It helps to think of technology as clothing. In the past we killed animals and wore their skins to protect ourselves from the elements. As our knowledge and skills evolved so did our needs. Just like with clothes, we use technology not only for practical things but also for social signalling.
Just like with almost every kind of technology we’ve used in the past, from the spinning jenny and its Luddite detractors to coffee and refrigeration and those who resisted them the “new” both excites us and frightens us. It presents us with opportunities and threatens to upend the ‘traditional’ way of doing things.
Smart algorithms and artificial intelligence are no different. To say that we have a choice in whether we use this technology or not is sophistry. Our world is made of data. We use data the same way we’d use social cues and behavioral signals in the past: to understand what people do and try to infer why.
Much of that activity is upended and discussed within the boundaries of analysis done for marketing purposes but a lot of it spills over on activities we’ve always engaged in, in the past: navigating the present, projecting into the future and understanding the world, in the process.
As the world becomes more abstract our ability to create more refined layers of entities representing it requires us to actively build ontologies that require us to define entities and the active dependencies between them. In that context even the ‘simple’ art of pistol shooting becomes an extended mental activity that requires embodied cognition in order for us to apply our sensemaking skills to what we observe.

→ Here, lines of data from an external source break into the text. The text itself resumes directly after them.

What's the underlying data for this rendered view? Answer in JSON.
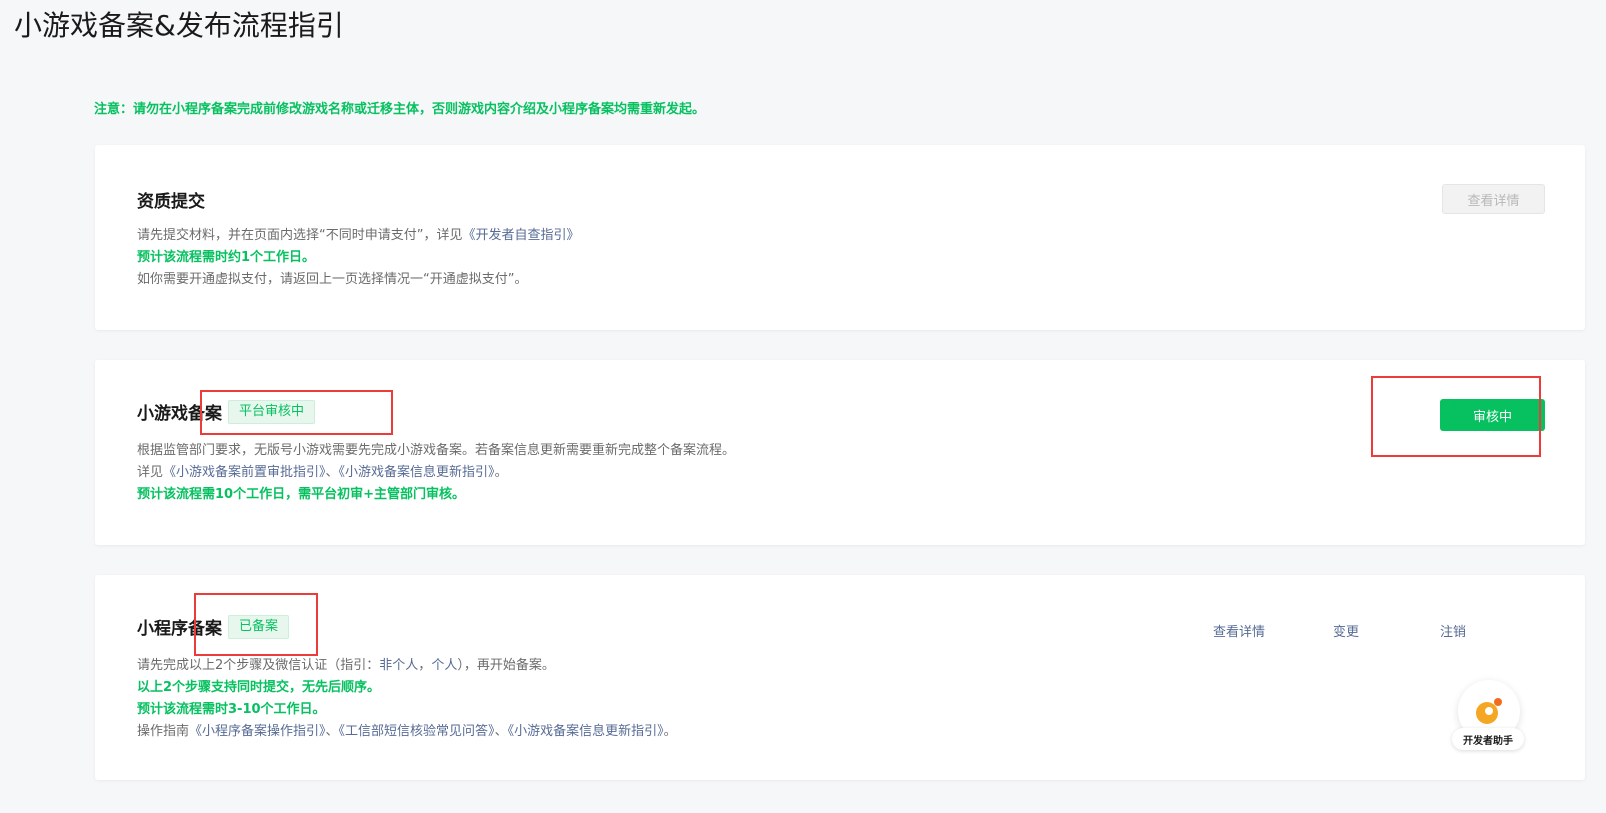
{
  "page": {
    "title": "小游戏备案&发布流程指引",
    "notice": "注意：请勿在小程序备案完成前修改游戏名称或迁移主体，否则游戏内容介绍及小程序备案均需重新发起。"
  },
  "cards": {
    "qualification": {
      "title": "资质提交",
      "button_label": "查看详情",
      "line1_text": "请先提交材料，并在页面内选择“不同时申请支付”，详见",
      "line1_link": "《开发者自查指引》",
      "line2": "预计该流程需时约1个工作日。",
      "line3": "如你需要开通虚拟支付，请返回上一页选择情况一“开通虚拟支付”。"
    },
    "game_filing": {
      "title": "小游戏备案",
      "status": "平台审核中",
      "button_label": "审核中",
      "line1": "根据监管部门要求，无版号小游戏需要先完成小游戏备案。若备案信息更新需要重新完成整个备案流程。",
      "line2_prefix": "详见",
      "line2_link1": "《小游戏备案前置审批指引》",
      "line2_sep": "、",
      "line2_link2": "《小游戏备案信息更新指引》",
      "line2_suffix": "。",
      "line3": "预计该流程需10个工作日，需平台初审+主管部门审核。"
    },
    "miniprogram_filing": {
      "title": "小程序备案",
      "status": "已备案",
      "action_view": "查看详情",
      "action_change": "变更",
      "action_cancel": "注销",
      "line1_prefix": "请先完成以上2个步骤及微信认证（指引：",
      "line1_link1": "非个人",
      "line1_sep": "，",
      "line1_link2": "个人",
      "line1_suffix": "），再开始备案。",
      "line2": "以上2个步骤支持同时提交，无先后顺序。",
      "line3": "预计该流程需时3-10个工作日。",
      "line4_prefix": "操作指南",
      "line4_link1": "《小程序备案操作指引》",
      "line4_sep1": "、",
      "line4_link2": "《工信部短信核验常见问答》",
      "line4_sep2": "、",
      "line4_link3": "《小游戏备案信息更新指引》",
      "line4_suffix": "。"
    }
  },
  "helper": {
    "label": "开发者助手",
    "icon": "developer-assistant-icon"
  },
  "colors": {
    "accent": "#07c160",
    "link": "#576b95",
    "highlight": "#ec3b3b"
  }
}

To illustrate the point think what happens to our thinking when we take something as simple as a tree and turn it from: “wood, green leaves, floats in water” to forest (and its implications on the ecosystem) to classification of particular types of tree and their effect on the environment to ontologies of tree types and their interaction with each other to data reference points that make sense when viewed via drone from the sky or via satellite from space.
In both the case of the AI and the mechanical digger we need to retool our cognitive arsenal. In the case of the digger we need to learn how to operate it, when and where. What type to go for and when that particular type should be used. Intuitive as this may seem right now it’s only because we, as modern humans, understand mechanical technology better than our ancestors.
We don’t exhibit quite the same refinement in our knowledge however when it comes to artificial intelligence. And we should. Not just be designing artificial intelligence tools that are both smarter and more transparent to us so we can query them better. But also by being smarter ourselves.
A person from the Middle Ages would look at an excavator as some kind of demon magically animating some kind of machine powered by an unworldly propulsion system. The person operating it would clearly be prioritized for a one-to-one meeting with an exorcist.
This doesn’t happen any more because our understanding of the world is now several layers of abstraction denser than our medieval cousins’. But, just as learning to use an excavator is an application of higher-order abstraction that enables us to massively multiply our puny muscle power, so does the use of an AI massively multiply our relatively puny brain power (and notice I use the word “relatively” here because in truth some tasks our brain performs are beyond even the most advanced computing at the moment).
No simple answer is going to successfully deal with a complex problem. For that we must first upgrade ourselves and our approach to the issues we face. And that starts with the way we organize our thinking and then the way we use the tools at our disposal.